Search code examples
pythontensorflowkerasloss-function

Keras custom loss function with different weights per example


I'm trying to implement in Keras a custom loss function where each individual example (not class) has a different weight.

To be precise, given the usual y_true (eg. <1,1,0>) and y_pred (e.g. <1,0.2,0.8>), I'm trying to create weights (e.g. <0.81, 0.9, 1.0>) and use these with the binary_crossentropy loss function. I have tried:

import numpy as np
from keras import backend as K

def my_binary_crossentropy(y_true, y_pred):
    base_factor = 0.9
    num_examples = K.int_shape(y_true)[0]
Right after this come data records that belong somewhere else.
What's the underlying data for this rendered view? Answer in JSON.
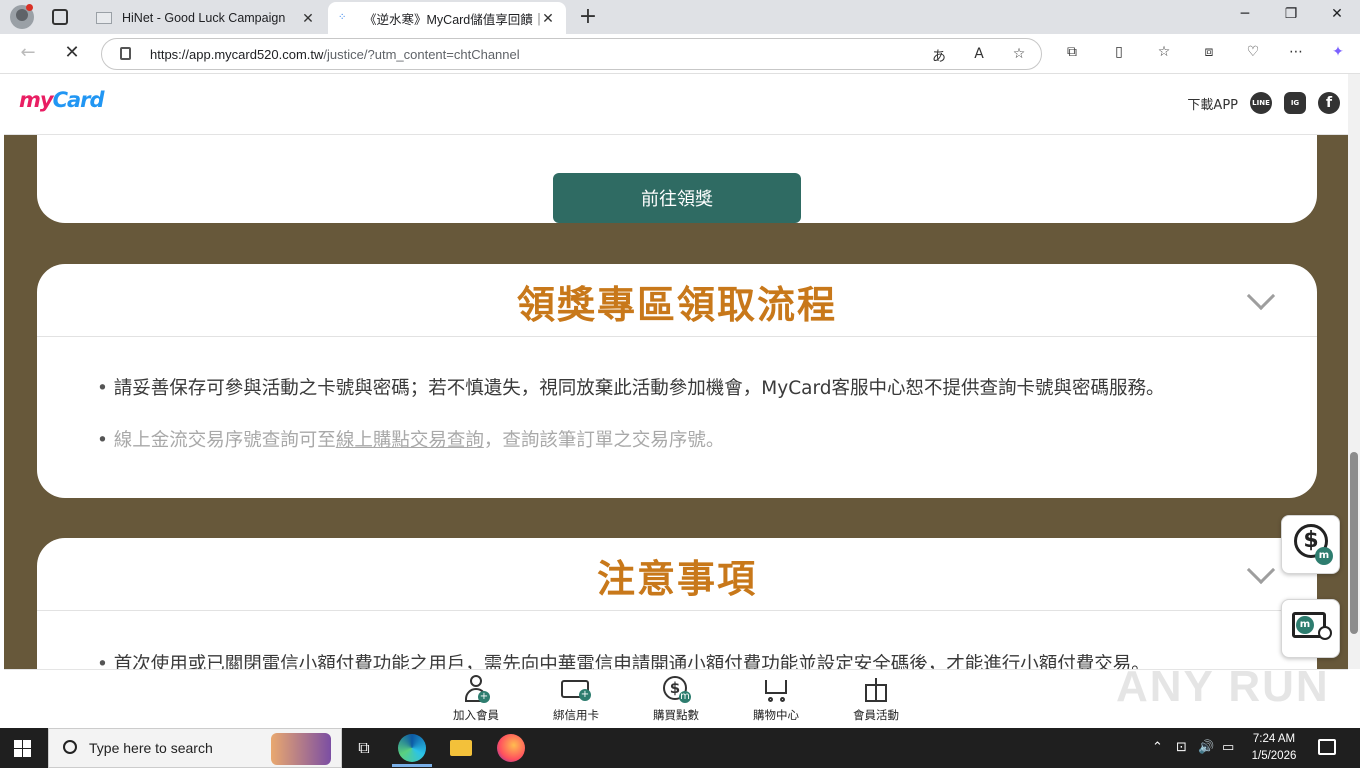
{
  "browser": {
    "tabs": [
      {
        "title": "HiNet - Good Luck Campaign",
        "active": false
      },
      {
        "title": "《逆水寒》MyCard儲值享回饋｜My",
        "active": true
      }
    ],
    "address": {
      "host": "https://app.mycard520.com.tw",
      "path": "/justice/?utm_content=chtChannel"
    }
  },
  "header": {
    "logo_text_m": "my",
    "logo_text_c": "Card",
    "download_app": "下載APP",
    "social": [
      "LINE",
      "IG",
      "f"
    ]
  },
  "card1": {
    "button_label": "前往領獎"
  },
  "card2": {
    "title": "領獎專區領取流程",
    "bullets": {
      "b1": "請妥善保存可參與活動之卡號與密碼；若不慎遺失，視同放棄此活動參加機會，MyCard客服中心恕不提供查詢卡號與密碼服務。",
      "b2_pre": "線上金流交易序號查詢可至",
      "b2_link": "線上購點交易查詢",
      "b2_post": "，查詢該筆訂單之交易序號。"
    }
  },
  "card3": {
    "title": "注意事項",
    "bullet1": "首次使用或已關閉電信小額付費功能之用戶，需先向中華電信申請開通小額付費功能並設定安全碼後，才能進行小額付費交易。"
  },
  "bottom_nav": [
    {
      "label": "加入會員",
      "icon": "user-add-icon"
    },
    {
      "label": "綁信用卡",
      "icon": "credit-card-icon"
    },
    {
      "label": "購買點數",
      "icon": "dollar-coin-icon"
    },
    {
      "label": "購物中心",
      "icon": "shopping-cart-icon"
    },
    {
      "label": "會員活動",
      "icon": "gift-icon"
    }
  ],
  "watermark": "ANY RUN",
  "taskbar": {
    "search_placeholder": "Type here to search",
    "time": "7:24 AM",
    "date": "1/5/2026"
  },
  "colors": {
    "page_bg": "#67583a",
    "accent_title": "#c8781a",
    "button": "#2f6b63"
  }
}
    out = [ K.pow(base_factor, num_examples - i - 1) for i in range(num_examples) ]
    forgetting_factors = K.stack(out)

    return K.mean(
        forgetting_factors * K.binary_crossentropy(y_true, y_pred),
        axis=-1
    )

And works fine with this simple example:

y_true = K.variable( np.array([1,1,0]) )
y_pred = K.variable( np.array([1,0.2,0.8]) )
print K.eval(my_binary_crossentropy(y_true, y_pred))

However, when I use it with model.compile(loss=my_binary_crossentropy, ...) I get the following error: TypeError: range() integer end argument expected, got NoneType.
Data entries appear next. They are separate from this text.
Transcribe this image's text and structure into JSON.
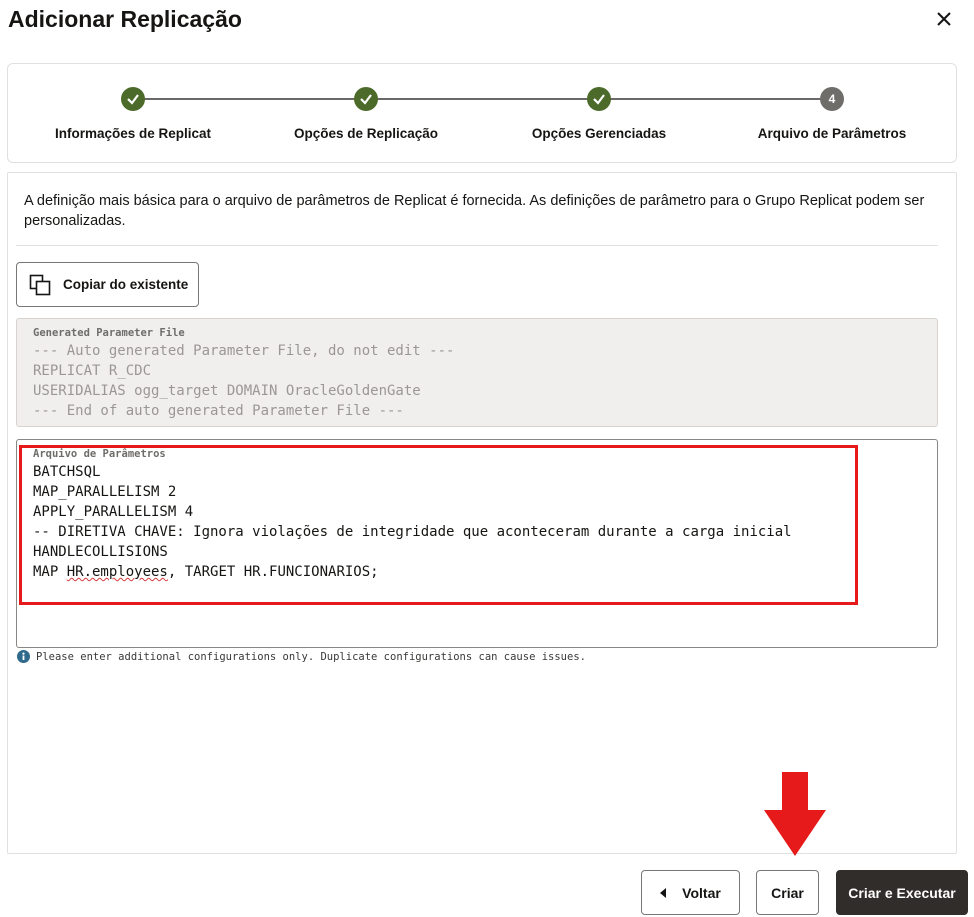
{
  "dialog": {
    "title": "Adicionar Replicação"
  },
  "stepper": {
    "steps": [
      {
        "label": "Informações de Replicat",
        "state": "done"
      },
      {
        "label": "Opções de Replicação",
        "state": "done"
      },
      {
        "label": "Opções Gerenciadas",
        "state": "done"
      },
      {
        "label": "Arquivo de Parâmetros",
        "state": "current",
        "number": "4"
      }
    ]
  },
  "content": {
    "description": "A definição mais básica para o arquivo de parâmetros de Replicat é fornecida. As definições de parâmetro para o Grupo Replicat podem ser personalizadas.",
    "copy_button_label": "Copiar do existente",
    "generated": {
      "label": "Generated Parameter File",
      "lines": [
        "--- Auto generated Parameter File, do not edit ---",
        "REPLICAT R_CDC",
        "USERIDALIAS ogg_target DOMAIN OracleGoldenGate",
        "--- End of auto generated Parameter File ---"
      ]
    },
    "params": {
      "label": "Arquivo de Parâmetros",
      "lines": [
        "BATCHSQL",
        "MAP_PARALLELISM 2",
        "APPLY_PARALLELISM 4",
        "-- DIRETIVA CHAVE: Ignora violações de integridade que aconteceram durante a carga inicial",
        "HANDLECOLLISIONS"
      ],
      "map_prefix": "MAP ",
      "map_misspelled": "HR.employees",
      "map_suffix": ", TARGET HR.FUNCIONARIOS;"
    },
    "hint": "Please enter additional configurations only. Duplicate configurations can cause issues."
  },
  "footer": {
    "back_label": "Voltar",
    "create_label": "Criar",
    "create_run_label": "Criar e Executar"
  },
  "colors": {
    "step_done": "#4c6b2a",
    "highlight": "#e61a1a",
    "primary_button": "#312d2a"
  }
}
I have tried a few things. I replaced K.int_shape with K_shape and now getting: TypeError: range() integer end argument expected, got Tensor. I further replaced range() with K.arange() and now getting: TypeError: Tensor objects are not iterable when eager execution is not enabled. To iterate over this tensor use tf.map_fn.
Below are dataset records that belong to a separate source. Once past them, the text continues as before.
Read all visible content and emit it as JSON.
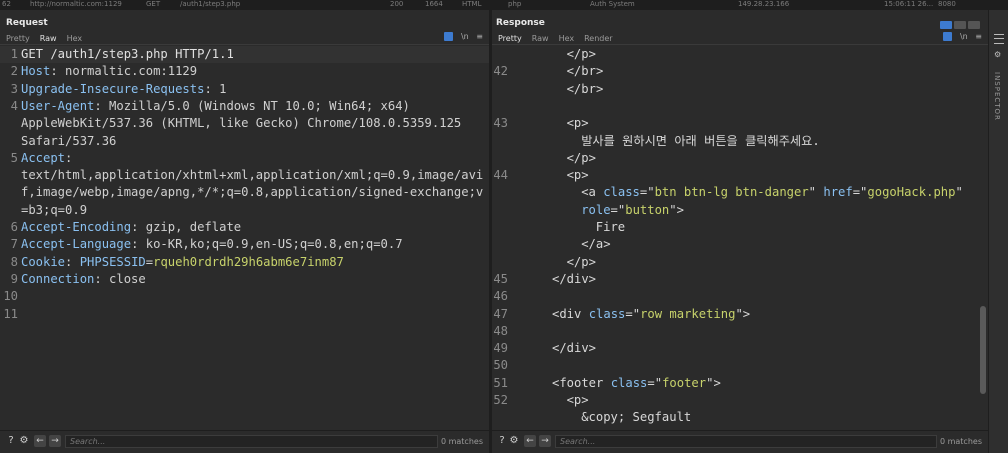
{
  "history_row": [
    "http://normaltic.com:1129",
    "GET",
    "/auth1/step3.php",
    "200",
    "1664",
    "HTML",
    "php",
    "Auth System",
    "149.28.23.166",
    "15:06:11 26...",
    "8080"
  ],
  "request": {
    "title": "Request",
    "tabs": [
      "Pretty",
      "Raw",
      "Hex"
    ],
    "active_tab": "Raw",
    "lines": [
      {
        "n": "1",
        "parts": [
          {
            "t": "GET /auth1/step3.php HTTP/1.1",
            "c": "plain"
          }
        ]
      },
      {
        "n": "2",
        "parts": [
          {
            "t": "Host",
            "c": "key"
          },
          {
            "t": ": normaltic.com:1129",
            "c": "val"
          }
        ]
      },
      {
        "n": "3",
        "parts": [
          {
            "t": "Upgrade-Insecure-Requests",
            "c": "key"
          },
          {
            "t": ": 1",
            "c": "val"
          }
        ]
      },
      {
        "n": "4",
        "parts": [
          {
            "t": "User-Agent",
            "c": "key"
          },
          {
            "t": ": Mozilla/5.0 (Windows NT 10.0; Win64; x64)",
            "c": "val"
          }
        ]
      },
      {
        "n": "",
        "parts": [
          {
            "t": "AppleWebKit/537.36 (KHTML, like Gecko) Chrome/108.0.5359.125",
            "c": "val"
          }
        ]
      },
      {
        "n": "",
        "parts": [
          {
            "t": "Safari/537.36",
            "c": "val"
          }
        ]
      },
      {
        "n": "5",
        "parts": [
          {
            "t": "Accept",
            "c": "key"
          },
          {
            "t": ":",
            "c": "val"
          }
        ]
      },
      {
        "n": "",
        "parts": [
          {
            "t": "text/html,application/xhtml+xml,application/xml;q=0.9,image/avi",
            "c": "val"
          }
        ]
      },
      {
        "n": "",
        "parts": [
          {
            "t": "f,image/webp,image/apng,*/*;q=0.8,application/signed-exchange;v",
            "c": "val"
          }
        ]
      },
      {
        "n": "",
        "parts": [
          {
            "t": "=b3;q=0.9",
            "c": "val"
          }
        ]
      },
      {
        "n": "6",
        "parts": [
          {
            "t": "Accept-Encoding",
            "c": "key"
          },
          {
            "t": ": gzip, deflate",
            "c": "val"
          }
        ]
      },
      {
        "n": "7",
        "parts": [
          {
            "t": "Accept-Language",
            "c": "key"
          },
          {
            "t": ": ko-KR,ko;q=0.9,en-US;q=0.8,en;q=0.7",
            "c": "val"
          }
        ]
      },
      {
        "n": "8",
        "parts": [
          {
            "t": "Cookie",
            "c": "key"
          },
          {
            "t": ": ",
            "c": "val"
          },
          {
            "t": "PHPSESSID",
            "c": "key"
          },
          {
            "t": "=",
            "c": "val"
          },
          {
            "t": "rqueh0rdrdh29h6abm6e7inm87",
            "c": "cookieval"
          }
        ]
      },
      {
        "n": "9",
        "parts": [
          {
            "t": "Connection",
            "c": "key"
          },
          {
            "t": ": close",
            "c": "val"
          }
        ]
      },
      {
        "n": "10",
        "parts": []
      },
      {
        "n": "11",
        "parts": []
      }
    ],
    "search_placeholder": "Search...",
    "matches": "0 matches"
  },
  "response": {
    "title": "Response",
    "tabs": [
      "Pretty",
      "Raw",
      "Hex",
      "Render"
    ],
    "active_tab": "Pretty",
    "lines": [
      {
        "n": "",
        "indent": 1,
        "parts": [
          {
            "t": "</p>",
            "c": "tag"
          }
        ]
      },
      {
        "n": "42",
        "indent": 1,
        "parts": [
          {
            "t": "</br>",
            "c": "tag"
          }
        ]
      },
      {
        "n": "",
        "indent": 1,
        "parts": [
          {
            "t": "</br>",
            "c": "tag"
          }
        ]
      },
      {
        "n": "",
        "indent": 0,
        "parts": []
      },
      {
        "n": "43",
        "indent": 1,
        "parts": [
          {
            "t": "<p>",
            "c": "tag"
          }
        ]
      },
      {
        "n": "",
        "indent": 2,
        "parts": [
          {
            "t": "발사를 원하시면 아래 버튼을 클릭해주세요.",
            "c": "tag"
          }
        ]
      },
      {
        "n": "",
        "indent": 1,
        "parts": [
          {
            "t": "</p>",
            "c": "tag"
          }
        ]
      },
      {
        "n": "44",
        "indent": 1,
        "parts": [
          {
            "t": "<p>",
            "c": "tag"
          }
        ]
      },
      {
        "n": "",
        "indent": 2,
        "parts": [
          {
            "t": "<a ",
            "c": "tag"
          },
          {
            "t": "class",
            "c": "attr"
          },
          {
            "t": "=\"",
            "c": "tag"
          },
          {
            "t": "btn btn-lg btn-danger",
            "c": "aval"
          },
          {
            "t": "\" ",
            "c": "tag"
          },
          {
            "t": "href",
            "c": "attr"
          },
          {
            "t": "=\"",
            "c": "tag"
          },
          {
            "t": "gogoHack.php",
            "c": "aval"
          },
          {
            "t": "\"",
            "c": "tag"
          }
        ]
      },
      {
        "n": "",
        "indent": 2,
        "parts": [
          {
            "t": "role",
            "c": "attr"
          },
          {
            "t": "=\"",
            "c": "tag"
          },
          {
            "t": "button",
            "c": "aval"
          },
          {
            "t": "\">",
            "c": "tag"
          }
        ]
      },
      {
        "n": "",
        "indent": 3,
        "parts": [
          {
            "t": "Fire",
            "c": "tag"
          }
        ]
      },
      {
        "n": "",
        "indent": 2,
        "parts": [
          {
            "t": "</a>",
            "c": "tag"
          }
        ]
      },
      {
        "n": "",
        "indent": 1,
        "parts": [
          {
            "t": "</p>",
            "c": "tag"
          }
        ]
      },
      {
        "n": "45",
        "indent": 0,
        "parts": [
          {
            "t": "</div>",
            "c": "tag"
          }
        ]
      },
      {
        "n": "46",
        "indent": 0,
        "parts": []
      },
      {
        "n": "47",
        "indent": 0,
        "parts": [
          {
            "t": "<div ",
            "c": "tag"
          },
          {
            "t": "class",
            "c": "attr"
          },
          {
            "t": "=\"",
            "c": "tag"
          },
          {
            "t": "row marketing",
            "c": "aval"
          },
          {
            "t": "\">",
            "c": "tag"
          }
        ]
      },
      {
        "n": "48",
        "indent": 0,
        "parts": []
      },
      {
        "n": "49",
        "indent": 0,
        "parts": [
          {
            "t": "</div>",
            "c": "tag"
          }
        ]
      },
      {
        "n": "50",
        "indent": 0,
        "parts": []
      },
      {
        "n": "51",
        "indent": 0,
        "parts": [
          {
            "t": "<footer ",
            "c": "tag"
          },
          {
            "t": "class",
            "c": "attr"
          },
          {
            "t": "=\"",
            "c": "tag"
          },
          {
            "t": "footer",
            "c": "aval"
          },
          {
            "t": "\">",
            "c": "tag"
          }
        ]
      },
      {
        "n": "52",
        "indent": 1,
        "parts": [
          {
            "t": "<p>",
            "c": "tag"
          }
        ]
      },
      {
        "n": "",
        "indent": 2,
        "parts": [
          {
            "t": "&copy; Segfault",
            "c": "tag"
          }
        ]
      },
      {
        "n": "",
        "indent": 1,
        "parts": [
          {
            "t": "</p>",
            "c": "tag"
          }
        ]
      }
    ],
    "search_placeholder": "Search...",
    "matches": "0 matches"
  },
  "editor_tools": {
    "wrap": "⇆",
    "newline": "\\n",
    "menu": "≡"
  },
  "footer_icons": {
    "help": "?",
    "settings": "⚙",
    "back": "←",
    "forward": "→"
  },
  "inspector": {
    "label": "INSPECTOR"
  },
  "colors": {
    "accent": "#3d7bd0",
    "tab_underline": "#e8a040",
    "key": "#8ac0f0",
    "value_string": "#c7d26b"
  }
}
Can anyone help me please? What am I missing? Many Thanks!


Solution

  • K.pow can take a sequence of exponents as argument. So you can compute the exponents first, as a tensor ([num_examples - 1, num_examples - 2, ..., 0]), and then feed this tensor into K.pow. Here num_examples is basically just K.shape(y_pred)[0], which is also a tensor.

    def my_binary_crossentropy(y_true, y_pred):
        base_factor = 0.9
        num_examples = K.cast(K.shape(y_pred)[0], K.floatx())
        exponents = num_examples - K.arange(num_examples) - 1
        forgetting_factors = K.pow(base_factor, exponents)
        forgetting_factors = K.expand_dims(forgetting_factors, axis=-1)
        forgetting_factors = K.print_tensor(forgetting_factors)  # only for debugging
    
        loss = K.mean(
            forgetting_factors * K.binary_crossentropy(y_true, y_pred),
            axis=-1
        )
        loss = K.print_tensor(loss)  # only for debugging
        return loss
    

    As an example, the output printed by the two K.print_tensor statements would be like:

    model = Sequential()
    model.add(Dense(1, activation='sigmoid', input_shape=(100,)))
    model.compile(loss=my_binary_crossentropy, optimizer='adam')
    
    model.evaluate(np.zeros((3, 100)), np.ones(3), verbose=0)
    [[0.809999943][0.9][1]]
    [0.56144917 0.623832464 0.693147182]
    
    model.evaluate(np.zeros((6, 100)), np.ones(6), verbose=0)
    [[0.590489924][0.656099916][0.728999913]...]
    [0.409296423 0.454773813 0.505304217...]
    

    The numbers are not exact due to rounding errors. The forgetting_factors (first lines printed after model.evaluate) are indeed the powers of 0.9. You can also verify that the returned loss values decay by a factor of 0.9 (0.623832464 = 0.693147182 * 0.9 and 0.56144917 = 0.693147182 * 0.9 ** 2, etc).